Whites with a degree are gloomier than non-whites—but a lot more upbeat than whites without a degree. Some will find Mr Trump’s extreme pessimism off-putting, or implausible. They should certainly be unimpressed by the solutions he offers. His flatulent claim that renegotiating America’s trade deals will lead to millions of new jobs is typical of them: Mr Trump’s proposals—a border wall, Muslim ban, protectionism and so forth—tend to be awful or unimaginable.
A third reason why Mr Trump’s speech, though well-written and powerfully delivered, might not give him the sustained polls bounce he needs, concerns the claims he made for himself in it. To the doubts that he can be an effective president, he responded, with eye-watering audacity, that he alone can play that role. This went far way beyond a hoary boast about his business prowess. Mr Trump’s speech depicted him as an indispensable strongman-visionary, called to clean up a system gone bad: “Nobody knows the system better than me, which is why I alone can fix it.” It would be wrong to say this sounded like the argument of a coupster—for that would not do justice to the regal, which is to say quasi-sacred, qualities Mr Trump appeared to imbue himself with. “My greatest compassion,” he graciously said, “will be for our own struggling citizens”.
Having blessed his family and business towards the end of his speech, he bade them a figurative farewell—thus to be free to shoulder the yoke of patriotic service that history has called on him to hoist from the mud. (Presumably, Mr Trump’s shoulders are yuge.) “To my sisters Mary Anne and Elizabeth, my brother Robert and my late brother Fred, I will always give you my love. You are most special to me. I have loved my life in business. But now, my sole and exclusive mission is to go to work for our country—to go to work for all of you.”
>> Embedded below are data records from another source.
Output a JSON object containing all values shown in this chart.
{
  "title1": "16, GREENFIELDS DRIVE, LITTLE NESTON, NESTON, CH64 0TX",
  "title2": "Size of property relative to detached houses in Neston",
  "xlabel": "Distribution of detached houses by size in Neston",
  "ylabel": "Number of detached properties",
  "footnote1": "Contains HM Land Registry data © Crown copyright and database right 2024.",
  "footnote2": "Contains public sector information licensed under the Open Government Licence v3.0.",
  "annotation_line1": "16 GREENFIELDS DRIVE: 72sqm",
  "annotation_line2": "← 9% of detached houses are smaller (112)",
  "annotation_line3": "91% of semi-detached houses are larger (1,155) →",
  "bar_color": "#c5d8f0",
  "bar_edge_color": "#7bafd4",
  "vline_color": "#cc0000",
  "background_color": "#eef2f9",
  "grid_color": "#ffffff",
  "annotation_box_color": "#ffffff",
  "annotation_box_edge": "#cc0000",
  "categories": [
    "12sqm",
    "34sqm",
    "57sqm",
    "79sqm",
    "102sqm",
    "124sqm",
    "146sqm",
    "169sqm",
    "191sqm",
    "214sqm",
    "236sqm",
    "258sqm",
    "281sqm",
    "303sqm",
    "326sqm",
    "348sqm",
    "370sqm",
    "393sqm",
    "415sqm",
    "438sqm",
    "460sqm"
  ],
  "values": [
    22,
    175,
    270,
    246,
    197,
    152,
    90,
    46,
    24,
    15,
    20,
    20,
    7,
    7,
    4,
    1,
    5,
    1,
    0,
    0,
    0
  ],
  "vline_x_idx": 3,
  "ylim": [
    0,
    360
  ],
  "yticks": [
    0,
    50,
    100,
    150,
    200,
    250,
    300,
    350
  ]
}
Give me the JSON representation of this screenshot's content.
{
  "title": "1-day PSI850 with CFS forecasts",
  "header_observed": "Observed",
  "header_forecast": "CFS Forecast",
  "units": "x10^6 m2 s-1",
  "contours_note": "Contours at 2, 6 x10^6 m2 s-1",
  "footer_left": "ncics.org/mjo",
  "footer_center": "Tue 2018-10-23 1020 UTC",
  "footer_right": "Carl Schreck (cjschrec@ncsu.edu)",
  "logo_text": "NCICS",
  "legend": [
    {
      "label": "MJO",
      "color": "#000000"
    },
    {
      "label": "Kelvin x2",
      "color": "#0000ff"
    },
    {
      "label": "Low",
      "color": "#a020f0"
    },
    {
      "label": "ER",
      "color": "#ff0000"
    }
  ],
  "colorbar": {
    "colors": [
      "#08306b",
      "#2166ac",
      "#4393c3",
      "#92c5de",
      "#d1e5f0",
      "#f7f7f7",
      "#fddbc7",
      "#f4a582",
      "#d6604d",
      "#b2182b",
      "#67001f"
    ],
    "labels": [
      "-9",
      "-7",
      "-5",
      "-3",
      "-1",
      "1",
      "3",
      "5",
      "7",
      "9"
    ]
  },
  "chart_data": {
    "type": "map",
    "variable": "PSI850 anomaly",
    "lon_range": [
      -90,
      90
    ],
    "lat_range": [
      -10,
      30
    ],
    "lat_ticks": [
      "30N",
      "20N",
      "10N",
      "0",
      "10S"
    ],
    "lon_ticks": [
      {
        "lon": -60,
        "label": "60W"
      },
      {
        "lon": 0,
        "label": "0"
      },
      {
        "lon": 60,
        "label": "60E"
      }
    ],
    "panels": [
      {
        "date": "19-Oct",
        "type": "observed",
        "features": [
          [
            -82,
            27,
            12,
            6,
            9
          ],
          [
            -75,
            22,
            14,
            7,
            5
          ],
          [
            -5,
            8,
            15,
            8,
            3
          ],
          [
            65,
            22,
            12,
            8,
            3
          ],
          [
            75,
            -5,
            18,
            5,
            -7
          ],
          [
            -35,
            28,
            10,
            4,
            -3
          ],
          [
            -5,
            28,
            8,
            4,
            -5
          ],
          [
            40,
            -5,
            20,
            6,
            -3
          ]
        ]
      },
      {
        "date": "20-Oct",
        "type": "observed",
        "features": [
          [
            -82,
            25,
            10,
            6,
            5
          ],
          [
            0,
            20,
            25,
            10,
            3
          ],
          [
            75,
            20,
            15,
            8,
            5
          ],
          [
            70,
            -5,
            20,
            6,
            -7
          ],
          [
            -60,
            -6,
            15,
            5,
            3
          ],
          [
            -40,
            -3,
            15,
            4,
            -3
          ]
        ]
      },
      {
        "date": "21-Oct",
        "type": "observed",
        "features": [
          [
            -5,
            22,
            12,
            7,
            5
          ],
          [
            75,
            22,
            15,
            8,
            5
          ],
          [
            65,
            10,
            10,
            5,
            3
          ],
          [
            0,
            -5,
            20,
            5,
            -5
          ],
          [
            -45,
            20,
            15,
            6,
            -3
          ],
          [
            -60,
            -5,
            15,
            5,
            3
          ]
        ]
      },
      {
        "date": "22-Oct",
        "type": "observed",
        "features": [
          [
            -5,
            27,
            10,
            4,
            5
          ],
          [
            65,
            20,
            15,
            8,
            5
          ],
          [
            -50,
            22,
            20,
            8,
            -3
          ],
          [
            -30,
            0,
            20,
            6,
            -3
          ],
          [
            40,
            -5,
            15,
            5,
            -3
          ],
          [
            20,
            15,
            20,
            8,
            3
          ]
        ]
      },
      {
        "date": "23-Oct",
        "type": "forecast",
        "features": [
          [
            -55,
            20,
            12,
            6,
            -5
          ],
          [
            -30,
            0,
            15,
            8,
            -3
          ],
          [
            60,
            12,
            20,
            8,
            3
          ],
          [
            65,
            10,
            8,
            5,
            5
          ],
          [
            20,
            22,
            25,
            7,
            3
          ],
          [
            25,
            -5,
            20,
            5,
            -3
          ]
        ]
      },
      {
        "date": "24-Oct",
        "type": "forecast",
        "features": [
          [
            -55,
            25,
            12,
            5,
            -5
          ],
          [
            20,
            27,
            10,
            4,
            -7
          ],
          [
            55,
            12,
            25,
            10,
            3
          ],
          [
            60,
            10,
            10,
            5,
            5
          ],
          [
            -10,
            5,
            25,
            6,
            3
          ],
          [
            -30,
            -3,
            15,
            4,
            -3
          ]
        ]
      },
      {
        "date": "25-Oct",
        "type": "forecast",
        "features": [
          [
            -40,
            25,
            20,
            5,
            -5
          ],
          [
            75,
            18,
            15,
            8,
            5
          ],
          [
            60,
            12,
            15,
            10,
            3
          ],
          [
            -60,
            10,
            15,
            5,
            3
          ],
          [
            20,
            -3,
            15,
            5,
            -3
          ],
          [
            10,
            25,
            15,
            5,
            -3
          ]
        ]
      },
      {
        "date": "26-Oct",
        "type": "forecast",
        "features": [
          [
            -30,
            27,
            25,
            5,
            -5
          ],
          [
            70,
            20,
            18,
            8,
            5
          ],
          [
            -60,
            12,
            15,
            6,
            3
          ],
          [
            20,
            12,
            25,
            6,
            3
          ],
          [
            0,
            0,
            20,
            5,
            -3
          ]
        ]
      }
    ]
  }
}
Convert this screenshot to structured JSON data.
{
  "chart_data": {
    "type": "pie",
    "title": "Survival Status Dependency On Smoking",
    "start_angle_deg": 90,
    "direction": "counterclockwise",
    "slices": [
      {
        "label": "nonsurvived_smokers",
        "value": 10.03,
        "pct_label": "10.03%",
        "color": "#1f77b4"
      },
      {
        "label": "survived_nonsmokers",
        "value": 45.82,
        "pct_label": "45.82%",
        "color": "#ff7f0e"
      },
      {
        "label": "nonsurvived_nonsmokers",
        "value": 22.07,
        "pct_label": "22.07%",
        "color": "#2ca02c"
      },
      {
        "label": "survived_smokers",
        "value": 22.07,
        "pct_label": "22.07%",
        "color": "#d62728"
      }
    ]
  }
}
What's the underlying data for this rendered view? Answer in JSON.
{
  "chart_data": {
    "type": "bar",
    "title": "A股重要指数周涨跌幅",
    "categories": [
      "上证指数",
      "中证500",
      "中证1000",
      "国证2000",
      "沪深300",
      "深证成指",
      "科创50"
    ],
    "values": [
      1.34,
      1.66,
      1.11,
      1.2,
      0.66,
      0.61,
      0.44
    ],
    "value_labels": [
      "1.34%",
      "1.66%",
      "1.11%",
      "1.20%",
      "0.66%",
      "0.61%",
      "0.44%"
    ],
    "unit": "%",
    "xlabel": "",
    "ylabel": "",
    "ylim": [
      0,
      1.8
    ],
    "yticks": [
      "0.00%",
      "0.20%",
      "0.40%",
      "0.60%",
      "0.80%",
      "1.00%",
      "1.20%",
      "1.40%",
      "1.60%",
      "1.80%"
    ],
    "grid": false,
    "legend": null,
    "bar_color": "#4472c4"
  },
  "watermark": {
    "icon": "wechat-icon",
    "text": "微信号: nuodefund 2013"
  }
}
This really is silly. Many Americans say they want a powerful president. Many say they have had enough of politicians. Many also admire Mr Trump; he is charismatic and a successful builder. But can they seriously want a man with a messiah complex in the Oval Office? Amid the high pomp of a great political event in Cleveland, Mr Trump’s megalomania almost seemed congruous. But there is surely a chance, as the campaign turns serious, that more and more Americans are going to find him ridiculous.